“For in the time of trouble He shall hide me in His pavilion; In the secret place of His tabernacle He shall hide me; He shall set me high upon a rock.” Psalm 27:5
“You need to stop trying to protect yourself,” a brother in the Lord essentially told me long ago. “You need to let God protect you.” I had been trying to protect myself from a loved one who was hurting me terribly and continually, but that was just the beginning. I was filled up with so much hurt from so many people from so many situations over the years that I had unconsciously formed a wall around my heart to protect myself from more hurt. Years later, when I had fully committed my life to Christ, God’s Spirit opened my eyes to the truth.
- For years, I held onto hurt until it built up into a mountain of hurt because I wasn’t forgiving the people who hurt me.
- I allowed the ever growing hurt turn into self-pity, anger, judgment, pride, bitterness, and so much more. All sin.
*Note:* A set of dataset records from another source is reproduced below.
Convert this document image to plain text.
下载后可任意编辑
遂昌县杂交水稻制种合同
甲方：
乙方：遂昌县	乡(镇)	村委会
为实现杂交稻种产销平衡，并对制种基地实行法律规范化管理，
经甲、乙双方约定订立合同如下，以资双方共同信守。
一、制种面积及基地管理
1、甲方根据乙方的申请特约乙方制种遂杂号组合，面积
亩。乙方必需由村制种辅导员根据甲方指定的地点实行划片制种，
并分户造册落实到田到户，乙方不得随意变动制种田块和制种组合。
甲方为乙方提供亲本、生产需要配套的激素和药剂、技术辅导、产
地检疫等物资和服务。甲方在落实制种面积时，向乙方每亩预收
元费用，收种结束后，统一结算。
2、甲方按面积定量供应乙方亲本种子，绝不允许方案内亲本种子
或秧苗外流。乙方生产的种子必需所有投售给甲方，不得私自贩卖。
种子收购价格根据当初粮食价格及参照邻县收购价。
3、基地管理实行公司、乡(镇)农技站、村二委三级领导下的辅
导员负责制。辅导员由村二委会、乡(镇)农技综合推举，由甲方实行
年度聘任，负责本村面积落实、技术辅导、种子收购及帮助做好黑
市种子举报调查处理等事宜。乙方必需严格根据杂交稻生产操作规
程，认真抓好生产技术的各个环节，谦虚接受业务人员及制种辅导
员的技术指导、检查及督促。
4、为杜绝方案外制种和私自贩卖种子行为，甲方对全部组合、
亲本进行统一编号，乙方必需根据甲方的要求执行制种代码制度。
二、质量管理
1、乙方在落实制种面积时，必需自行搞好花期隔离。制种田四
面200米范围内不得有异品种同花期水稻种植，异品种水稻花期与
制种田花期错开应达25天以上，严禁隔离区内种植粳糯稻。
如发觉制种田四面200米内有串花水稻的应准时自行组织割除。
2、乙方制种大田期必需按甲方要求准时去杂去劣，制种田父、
All adding to that ever growing mountain that I used as the wall around my heart.
- I kept people at a distance from my heart to try to protect myself and ultimately came to realize in so doing I was keeping the Lord at a distance from my heart such that I wouldn’t allow Him to heal me nor would I allow near those He sent to minister to me.
- I was so selfishly consumed with trying to protect myself from more hurt I didn’t see I was hurting others as a result of the un-repented sin in my heart, of holding people at a distance, and of being too self-consumed to see I should be loving and ministering to others.
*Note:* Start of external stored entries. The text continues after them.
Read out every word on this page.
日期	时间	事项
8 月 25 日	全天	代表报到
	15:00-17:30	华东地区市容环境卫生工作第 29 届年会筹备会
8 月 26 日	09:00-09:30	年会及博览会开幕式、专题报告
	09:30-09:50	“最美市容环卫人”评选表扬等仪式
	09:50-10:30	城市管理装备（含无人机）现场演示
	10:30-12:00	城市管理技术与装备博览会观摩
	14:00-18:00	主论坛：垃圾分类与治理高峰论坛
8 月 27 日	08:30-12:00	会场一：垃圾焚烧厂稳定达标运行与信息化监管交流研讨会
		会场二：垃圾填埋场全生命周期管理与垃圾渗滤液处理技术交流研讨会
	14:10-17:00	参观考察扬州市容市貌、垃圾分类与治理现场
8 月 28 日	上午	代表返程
- I wrongly thought I could keep others from hurting me by trying to protect my heart and had to come to see that life is full of trials and hurts and that it’s inevitable we will be hurt but that we can choose to respond to hurt in a godly way by pouring out our hearts to the Lord, continually repenting of anything sinful in our hearts and actions so our walls are demolished, yielding to His healing us, and boldly and courageously in His strength instead of trying to protect ourselves go out into the world as His Spirit leads us to love and minister to a world in need in Christ’s name.
I am a sensitive woman who is easily hurt and who has had some tough trials, but today I place my trust in the Lord to love me, protect me, forgive me when I do wrong and repent, and use me to help a hurting world by helping people to find and follow the Lord Jesus Christ for eternity!